Section 6: Evaluation of the Federal Initiative to Address HIV/AIDS in Canada 2008–09 to 2012–13 – Recommendations

6. Recommendations

Recommendations have been developed to address the conclusions outlined in the previous section. However, while these recommendations are distinct, they are all interrelated. For example, addressing the first recommendation (planning and priority setting) should help focus activities to support how knowledge, such as research and surveillance, informs program decision making. This should inform how Federal Initiative partners can address barriers to prevention, diagnosis, care, treatment and support. These types of activities should be tracked and documented to ensure that learning is continuous.

Recommendation 1:

Improve joint work planning and priority setting

The Responsibility Centre Committee mechanism is currently used primarily for information sharing rather than decision making, strategic planning, and priority setting at the Federal Initiative level. Improved horizontal engagement would ensure ongoing discussions on both the short and long term strategic directions of the Federal Initiative as well as integrated advice to senior management on ways to address current and emerging HIV/AIDS needs in Canada.

In response to the 2009 evaluation of the Federal Initiative, a revised Terms of Reference for the Responsibility Centre Committee was developed to further enhance horizontal management. An annual review of an integrated work plan and identification of priorities, also identified as a deliverable in that evaluation, was not consistently conducted.  The need for this type of exercise remains.

Recommendation 2:

Enhance knowledge exchange and application by supporting knowledge translation activities and opportunities to implement promising practices

There is evidence that knowledge translation and exchange is occurring and some practices, programs and policies have adapted based on the vast amount of knowledge developed through Federal Initiative activities. Key informants, both those working within the Federal Initiative and those external to it, agree that there has been a significant amount of knowledge and understanding that has been developed and disseminated over the years. While there is a recognition that new information will be needed to address emerging needs associated with HIV/AIDS, one of the challenges outlined in the evaluation was the ongoing need for federal management of enhanced knowledge translation activities.

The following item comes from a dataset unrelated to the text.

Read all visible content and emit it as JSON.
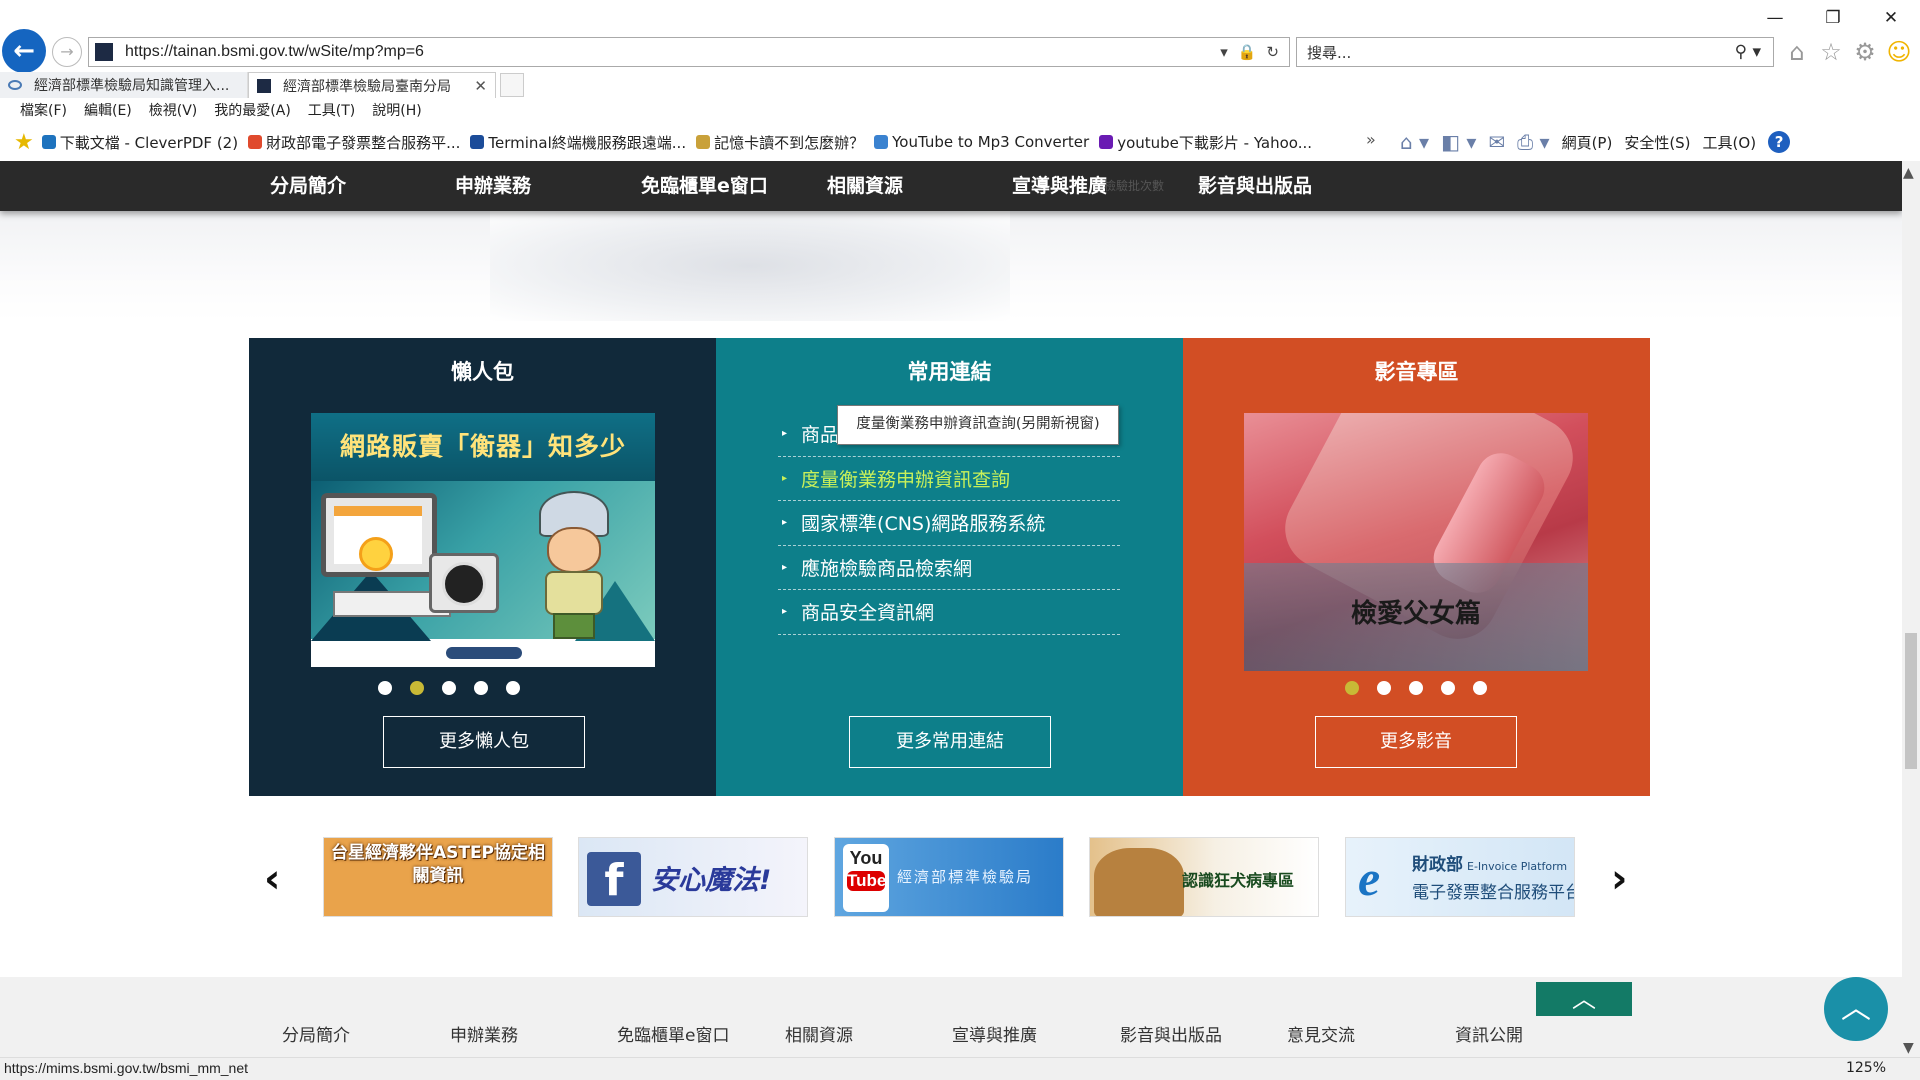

  1. Knowledge exchange: While a lot of knowledge and information has been produced and disseminated, the Federal Initiative should increase its efforts to foster a culture of sharing information and knowledge exchange.
  2. Knowledge application: The Federal Initiative should strengthen efforts to apply knowledge (including research and surveillance) to policy and practice to advance public health action in this area.

The Federal Initiative could play a significant role in bringing partners together across sectors and ensure that intervention work has a vision and strategic plan, which may lead to increased engagement and increased coordination between national and regional offices. These efforts can provide opportunities for Federal Initiative partners, and others, to connect and share information on HIV/AIDS activities to advance the Federal Initiative's efforts to address HIV/AIDS in Canada.

Recommendation 3:

Strengthen activities to address barriers to prevention, diagnosis, care, treatment and support

The 2004 program authorities outlined the need to address barriers to prevention,diagnosis,  care, treatment and support. Even though some work has been carried out in this area, further work should be done to address the social determinants of health as well as stigma and discrimination, which impact access to prevention, diagnosis, care, treatment and support. There is a recognition that there are limitations to the work those in the health portfolio can accomplish as often, activities to address barriers are part of the mandate of other jurisdictions. Therefore, work in this area should focus on engaging with others who are responsible for key social determinants of health.

Evidence has shown that stigma and discrimination still exist and reducing those and other barriers will, in turn, improve access to prevention, diagnosis, care, treatment and support for those living with HIV/AIDS. Increasing action on the social and economic determinants of HIV/AIDS was one of the goals of the Federal Initiative and, as the problem still exists, work in this area should be enhanced.

Recommendation 4:

Enhance internal collection and use of information

The Federal Initiative has advanced their collection of performance measurement over the last five years, partially as a response to the last evaluation. There was a lot of performance measurement data available to assess activities and outcomes for this evaluation. Therefore, the ability to assess success in terms of achieving outcomes was possible. However, improvements to performance measurement can enhance the ability to assess success on a continuous basis, including how knowledge generated is used to inform policy and practice.

  1. Monitor and adjust for continuous improvement. While key informants noted anecdotal evidence of knowledge exchange, bilateral meetings, policy change, and international meetings, often this was not documented in a way that could be used to monitor activities and thus improve them on an ongoing systematic basis. Frequently, this falls outside traditional mechanisms of performance measurement. However, tracking these types of activities will help the Federal Initiative to continuously improve over the short and long-term.
  2. Update the logic model and performance measurement strategy to reflect the evolution of the Federal Initiative. The Federal Initiative has evolved over the past five years based on the changing nature of HIV/AIDS as well as government direction in this area. The logic model and accompanying performance measurement strategy should be reviewed in light of these changes to ensure that activities and outcomes still align with the evolution of the Federal Initiative. This should include developing mechanisms of collecting information that focus on the impact of activities of the Federal Initiative in addition to what is produced.